Nos envolvía el marco plácido de la democracia, de su experiencia entusiasta y de un bienestar arrollador y avanzábamos sin  otear peligros de crisis. Nos habíamos quitado de encima años de oscurantismo y atraso, de aislacionismo y dogmatismo. Nuestra democracia era alabada como modelo de transición de una dictadura a una democracia.

Pero sobrevino la crisis económica,  sin avisada antelación. Y, en unos años nos acosaba por todas partes y sentíamos que los logros acumulados  se venían a abajo. Nadie lo sabía explicar, o nadie se atrevía a decir la verdad.

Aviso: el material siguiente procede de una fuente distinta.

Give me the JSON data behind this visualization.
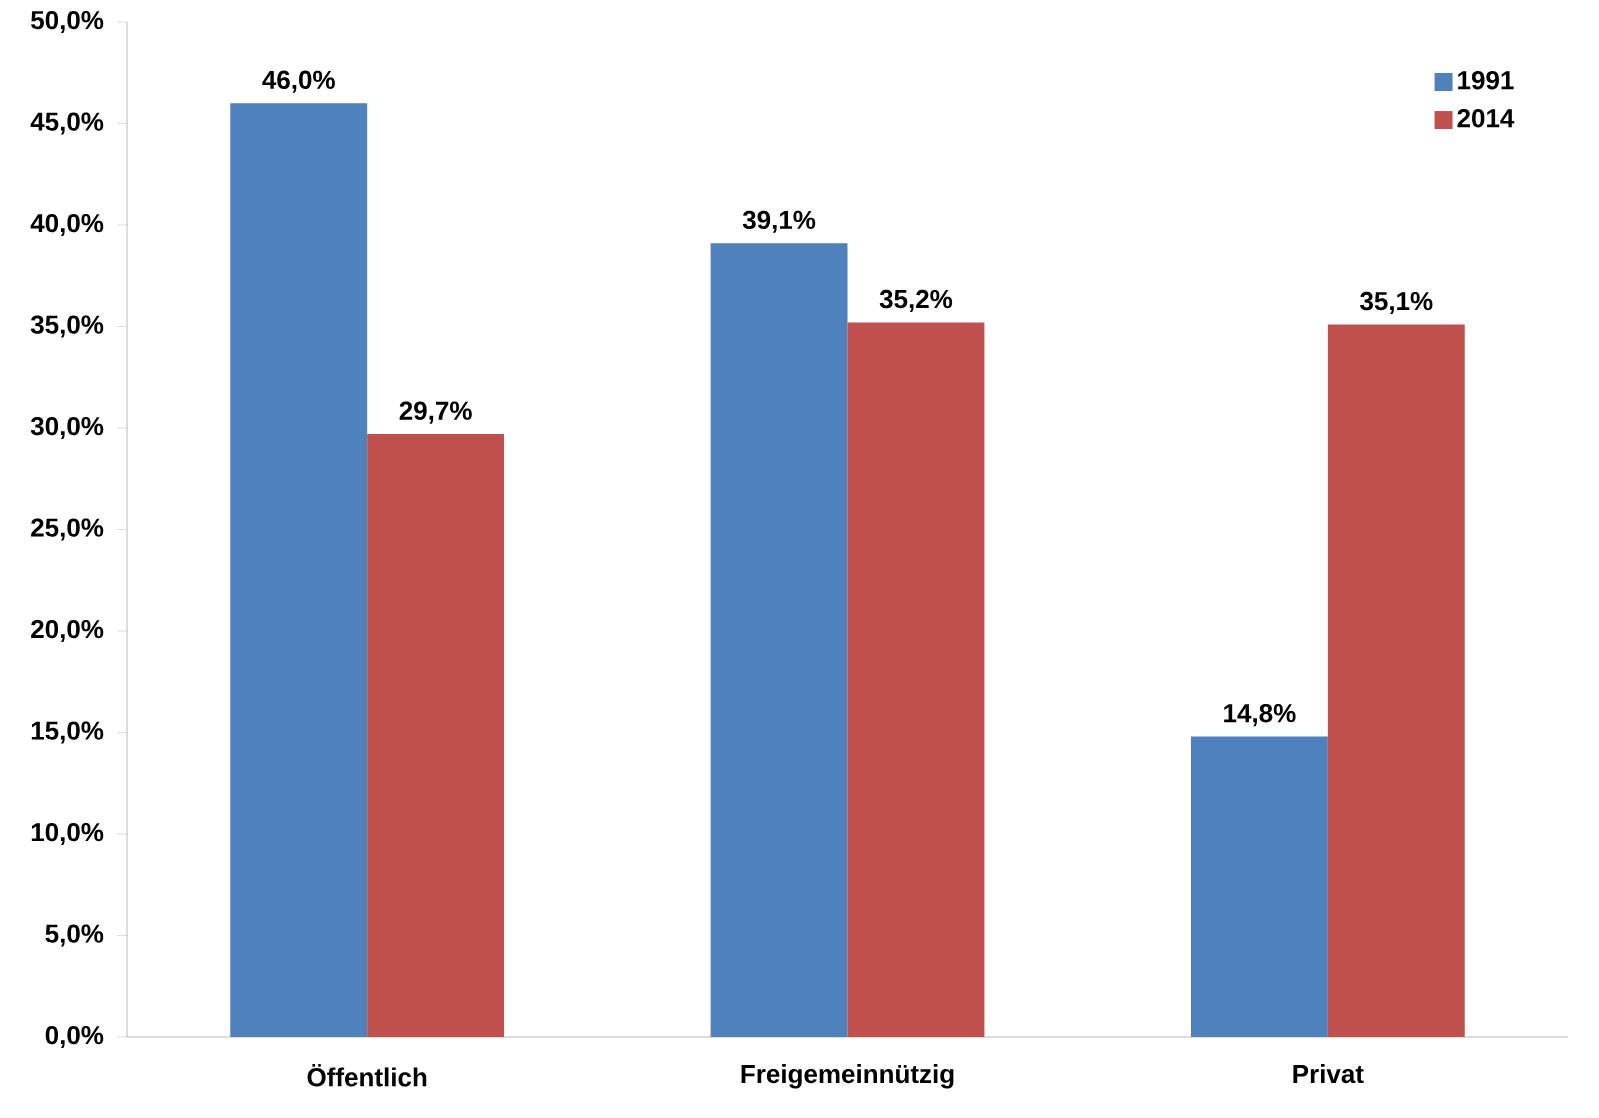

Ya no podíamos actuar nosotros, no éramos idóneos para manejar la crisis,  debíamos dejarnos guiar, obedecer y callar. No nos quedaba más alternativa,  sólo los supersabios de la Economía conocían el secreto, y no había sino  seguir sus dictados, porque ellos sólo dictaminaban lo que era válido para remontar y volver a progresar.  Los supersabios inundaban las ondas con su lenguaje raro, sus cálculos y cifras, sus dogmas  de acumulación , pérdidas o ganancias, sus ultimátum a políticos y ciudadanos por deudas impagadas, sus excomuniones para quien osara  sugerir alternativas.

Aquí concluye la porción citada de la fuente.